Submitted by monkeysingmonkeynew t3_10e7cls in MachineLearning

I'm building some random forest models in sklearn using a dataset that updates daily. I want to take advantange of the new stream of data which could indicate changes in the X-y relationship, however I've also found that my model performs better with more data. The problem is that it takes a seriously long time to run (dataset is around 250000 rows and 50 features). Is there an approach where one builds the model at the beginning of the data stream, and then updates the parameters with new data as it arrives, instead of continuously retraining the model on the entire dataset for every day? Many thanks!

6

Comments

You must log in or register to comment.

thiru_2718 t1_j4piklu wrote

Inresting question. My intuition if you could maintain a continuously-updated cache of the metric you're using to split your branches (i.e. continuously compute mutual information for each fork), and we assume your new data roughly follows the same distribution as your old data, you maybe able to get away with only modifying the downstream branches of your trees which should be more efficient.

But if that assumption isn't true, then the new data changes your trees closer to the root, and there's little benefit.

2

blimpyway t1_j4pqj1b wrote

Search for "online random forests" there quite a few papers and articles on the subject. I assume they aren't simple usage of normal RF-s, it wouldn't worth publishing a paper on the subject.

1

__lawless t1_j4pzotl wrote

A lot of folks here already mentioned online learning and the resources for it. However I am going to offer a very hacky solution inspired by idea of boosting. Suppose you had a regression model already trained. Make prediction for the new training batch and calculate the errors. Now train a new random forest model for the residual errors. For inference pass the features into the first model. For inference just pass the features to both models and sum the results.

1

BenoitParis t1_j4qbih9 wrote

Hoeffding Trees come to mind. The keyword you are looking for is 'online learning'. Apparently there's a python package dedicated to that:

https://scikit-multiflow.readthedocs.io/en/stable/api/api.html

But 250000 rows is not that high.
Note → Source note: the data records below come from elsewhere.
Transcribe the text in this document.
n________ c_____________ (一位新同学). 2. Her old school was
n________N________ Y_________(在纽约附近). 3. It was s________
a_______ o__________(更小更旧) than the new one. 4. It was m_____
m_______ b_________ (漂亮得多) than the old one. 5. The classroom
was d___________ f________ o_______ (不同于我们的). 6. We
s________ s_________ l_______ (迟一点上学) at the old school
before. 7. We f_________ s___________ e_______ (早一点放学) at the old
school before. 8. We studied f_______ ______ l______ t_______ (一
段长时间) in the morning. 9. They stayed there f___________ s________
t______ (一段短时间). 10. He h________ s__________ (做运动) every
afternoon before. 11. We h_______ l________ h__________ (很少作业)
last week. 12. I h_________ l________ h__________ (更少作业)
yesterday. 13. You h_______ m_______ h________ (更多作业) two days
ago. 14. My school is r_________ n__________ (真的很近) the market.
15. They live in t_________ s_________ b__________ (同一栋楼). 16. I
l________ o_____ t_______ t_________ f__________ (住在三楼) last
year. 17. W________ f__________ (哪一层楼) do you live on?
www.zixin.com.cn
Since your time requirements are daily I'd consider looking for other algorithms or implementations in other languages before that.

6

Repulsive_Tart3669 t1_j4qqivs wrote

This should be considered in the first place. For instance, gradient boosting trees that are mostly implemented in C/C++ and have GPU compute backends - XGBoost, CatBoost and LightGBM. Given daily updates, you'll have enough time not only to train a model, but also optimize its hyperparameters. In my experience, XGBoost + RayTune work just fine.

2

monkeysingmonkeynew OP t1_j4r6lwj wrote

this sounds pretty cool. but I don't follow every step. By "calculate the errors" do you mean for example, extract the predicted probabilities from the actual outcome?
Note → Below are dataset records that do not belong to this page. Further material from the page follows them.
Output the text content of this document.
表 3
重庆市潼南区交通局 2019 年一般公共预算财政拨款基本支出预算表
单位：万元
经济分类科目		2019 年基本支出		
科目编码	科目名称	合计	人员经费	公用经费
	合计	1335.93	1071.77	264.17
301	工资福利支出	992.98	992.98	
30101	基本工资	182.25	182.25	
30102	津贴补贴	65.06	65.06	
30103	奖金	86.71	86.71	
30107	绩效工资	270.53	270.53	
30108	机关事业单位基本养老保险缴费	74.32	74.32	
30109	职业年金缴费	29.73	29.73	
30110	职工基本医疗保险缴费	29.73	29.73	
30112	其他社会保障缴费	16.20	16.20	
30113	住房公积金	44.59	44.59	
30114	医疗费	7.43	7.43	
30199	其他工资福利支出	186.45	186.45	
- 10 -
Also, I didn't get your last part about inference, what exactly are you referring to there?

2

__lawless t1_j4r9ebs wrote

Ok let me elaborate a bit. Imagine the old model is called m_0. Your newly obtained training data is X, y, features and labels, respectively. Now calculate the residual error which is the difference between y and prediction of m_0: dy = y - m_0(X). Now train a new model m_1. The labels and features are X, dy. Finally at inference time the prediction is the sum of the two models: y_pred = m_0(X_new) + m_1(X_new).

1

ClayStep t1_j4s2dfp wrote

Hackiest solution I can think of:

Just add new trees to the forest trained on the new data and weight the trees by how new the data is...(assuming we care more about the new data)

(probably a terrible idea)

2

monkeysingmonkeynew OP t1_j4un2xm wrote

OK I can almost see this working, thanks for the suggestion. The only thing that would prevent me from implementing this solution is that by taking the sum of the two models, it would let m_1 give as equal a contribution to the result as m_1. However I expect a single days data to be noisy, Thus I would need the contribution of the new days data to be down weighted somehow.

1

Equivalent-Way3 t1_j4wjuxe wrote

XGBoost can do this and you can set its hyperparameters so that it's a random forest

1

Equivalent-Way3 t1_j50y33r wrote

Yep very simple. Say you have model1 that you trained already, then you just use the xgb_model argument in your next training.

In R (Python should be the same or close to it)

new_model <- xgb.train(data = new_data, xgb_model = model1, blah blah blah)
1